# Data Extraction and Cleaning
<br>
Date: 01/22/2021

## About this Notebook
This notebook is to clean the data for the use by the model. <br><br>

### Data
https://www.kaggle.com/snapcrack/all-the-news

## Adminstrative Activity

### Import Packages

In [2]:
import os, json, sys

import pandas as pd
import numpy as np

from time import time #duration

#NTLK
from nltk.corpus import stopwords  # stopwords
from nltk.stem import WordNetLemmatizer # Lemmatization
import re, string #Text cleaning

#Custom Code
from bin.text_cleaner import text_cleaner
from bin.html_functions import ez_display as d

In [3]:
d("<b>Current Python Version Used:</b> Python " +  sys.version.split('(')[0].strip())

In [4]:
data_folder = "data"
raw_data_folder = os.path.join(data_folder,'RAW')
cleaned_data_folder = os.path.join(data_folder,'cleaned')
cleaned_data_filename = "articles.feather"
cleaned_data_filepath = os.path.join(cleaned_data_folder,cleaned_data_filename)
article_filenames = ['articles1.csv', 'articles2.csv', 'articles3.csv']

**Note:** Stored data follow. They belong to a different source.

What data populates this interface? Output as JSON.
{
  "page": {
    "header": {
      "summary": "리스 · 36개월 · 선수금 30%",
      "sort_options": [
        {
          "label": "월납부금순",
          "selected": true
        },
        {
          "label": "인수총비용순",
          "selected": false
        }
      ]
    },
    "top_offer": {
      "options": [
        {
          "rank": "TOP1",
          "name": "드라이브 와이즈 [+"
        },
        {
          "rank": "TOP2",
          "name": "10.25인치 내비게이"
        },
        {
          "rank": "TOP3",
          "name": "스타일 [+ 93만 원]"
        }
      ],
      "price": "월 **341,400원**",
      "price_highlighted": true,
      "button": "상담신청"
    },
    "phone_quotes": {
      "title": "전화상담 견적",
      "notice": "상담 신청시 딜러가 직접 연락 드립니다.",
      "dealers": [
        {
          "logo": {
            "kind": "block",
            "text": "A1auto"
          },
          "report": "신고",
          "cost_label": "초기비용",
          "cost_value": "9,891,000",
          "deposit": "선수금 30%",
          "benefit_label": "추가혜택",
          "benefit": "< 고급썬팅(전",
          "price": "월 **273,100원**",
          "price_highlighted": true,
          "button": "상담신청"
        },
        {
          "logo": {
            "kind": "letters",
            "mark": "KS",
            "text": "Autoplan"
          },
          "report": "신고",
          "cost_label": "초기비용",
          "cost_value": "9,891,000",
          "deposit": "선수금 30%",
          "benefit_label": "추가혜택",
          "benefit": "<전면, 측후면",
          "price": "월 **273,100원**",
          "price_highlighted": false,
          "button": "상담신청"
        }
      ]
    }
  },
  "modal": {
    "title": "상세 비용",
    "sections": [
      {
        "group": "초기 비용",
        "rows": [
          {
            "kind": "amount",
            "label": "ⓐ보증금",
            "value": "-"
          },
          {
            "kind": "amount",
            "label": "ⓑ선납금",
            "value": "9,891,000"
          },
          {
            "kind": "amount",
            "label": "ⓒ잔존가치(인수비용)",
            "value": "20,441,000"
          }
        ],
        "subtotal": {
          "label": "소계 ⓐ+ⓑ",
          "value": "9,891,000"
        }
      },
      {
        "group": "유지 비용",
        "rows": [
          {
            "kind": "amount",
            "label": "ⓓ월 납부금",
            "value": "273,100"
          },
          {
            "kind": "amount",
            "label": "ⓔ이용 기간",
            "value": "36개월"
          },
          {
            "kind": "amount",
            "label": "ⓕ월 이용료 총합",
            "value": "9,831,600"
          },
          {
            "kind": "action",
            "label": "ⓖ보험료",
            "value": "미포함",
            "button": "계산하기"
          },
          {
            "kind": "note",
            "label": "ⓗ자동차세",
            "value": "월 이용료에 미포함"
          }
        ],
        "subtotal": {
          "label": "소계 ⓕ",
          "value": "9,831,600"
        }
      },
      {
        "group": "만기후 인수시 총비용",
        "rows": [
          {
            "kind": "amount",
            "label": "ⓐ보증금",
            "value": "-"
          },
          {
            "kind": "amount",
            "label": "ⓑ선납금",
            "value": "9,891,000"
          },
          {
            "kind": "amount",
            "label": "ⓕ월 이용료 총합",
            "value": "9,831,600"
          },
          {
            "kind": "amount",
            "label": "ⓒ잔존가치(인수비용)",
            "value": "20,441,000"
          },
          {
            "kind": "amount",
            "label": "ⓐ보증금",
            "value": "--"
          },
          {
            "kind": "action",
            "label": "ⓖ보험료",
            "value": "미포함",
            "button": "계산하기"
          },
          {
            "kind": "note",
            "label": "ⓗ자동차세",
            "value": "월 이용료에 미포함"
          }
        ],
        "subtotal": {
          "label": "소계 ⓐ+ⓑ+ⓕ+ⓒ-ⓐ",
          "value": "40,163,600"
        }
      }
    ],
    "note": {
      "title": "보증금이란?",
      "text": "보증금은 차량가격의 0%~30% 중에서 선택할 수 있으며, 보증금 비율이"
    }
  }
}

## Creating Directories if not available

In [5]:
if os.path.isdir(raw_data_folder) == False:
    if os.path.isdir(data_folder) == False:
        os.mkdir(data_folder)
    os.mkdir(raw_data_folder)
if os.path.isdir(cleaned_data_folder) == False:
    os.mkdir(cleaned_data_folder)

## Download dataset

In [6]:
check = all(file in os.listdir(raw_data_folder) for file in article_filenames)
if check == False:
    url = "https://www.kaggle.com/snapcrack/all-the-news/download"
    d(f'1. Download data from {url}')
    d(f'2. Place here: {raw_data_folder}')

## Pulling Data

In [7]:
csv = []
for file in os.listdir(raw_data_folder):
    data = pd.read_csv(os.path.join(raw_data_folder,file))
    csv.append(data)

In [8]:
df = pd.concat(csv).reset_index()
df.drop(df.columns[0:2],axis=1,inplace=True)

In [9]:
d('<b>Dataframe Shape:</b> '+str(df.shape))

In [10]:
df.head()

Unnamed: 0,id,title,publication,author,date,year,month,url,content
0,17283,House Republicans Fret About Winning Their Hea...,New York Times,Carl Hulse,2016-12-31,2016.0,12.0,,WASHINGTON — Congressional Republicans have...
1,17284,Rift Between Officers and Residents as Killing...,New York Times,Benjamin Mueller and Al Baker,2017-06-19,2017.0,6.0,,"After the bullet shells get counted, the blood..."
2,17285,"Tyrus Wong, ‘Bambi’ Artist Thwarted by Racial ...",New York Times,Margalit Fox,2017-01-06,2017.0,1.0,,"When Walt Disney’s “Bambi” opened in 1942, cri..."
3,17286,"Among Deaths in 2016, a Heavy Toll in Pop Musi...",New York Times,William McDonald,2017-04-10,2017.0,4.0,,"Death may be the great equalizer, but it isn’t..."
4,17287,Kim Jong-un Says North Korea Is Preparing to T...,New York Times,Choe Sang-Hun,2017-01-02,2017.0,1.0,,"SEOUL, South Korea — North Korea’s leader, ..."


## Cleaning Text

#### Cleaning
- __Stopwords:__  Dropping of common terms.
- __Lemming:__ Removes inflectional endings only and to return the base or dictionary form of a word.

In [11]:
LEMMING =  WordNetLemmatizer()

### Defining Function to Clean
- URLs, Emails, and duplicate spaces within the comments bring no additional value to the analysis.
- Special characters, punctuation,and numbers that are within the comments bring no additional value to the analysis.
- Non-ascii characters can cause problems in the analysis

In [12]:
%%time
df['simple_clean'] = text_cleaner(df['content'],STOPWORDS=False,YEARS=False,MIN_CHAR_LENGTH=False)

Wall time: 54.4 s


In [13]:
%%time
df['stopwords_clean'] =  text_cleaner(df['simple_clean'],
                          SIMPLE = False,
                          YEARS = True,
                          MIN_CHAR_LENGTH = 3)

Wall time: 11min 31s


In [14]:
%%time
df['lemming_clean'] =  text_cleaner(df['stopwords_clean'],
                          SIMPLE = False,
                          YEARS = False,
                          MIN_CHAR_LENGTH = False,
                          LEMMING = LEMMING)

Wall time: 9min 1s


## Saving DataFrames
To use feather, please be sure to pyarrow installed "pip install pyarrow"

In [15]:
df.to_feather(path=cleaned_data_filepath)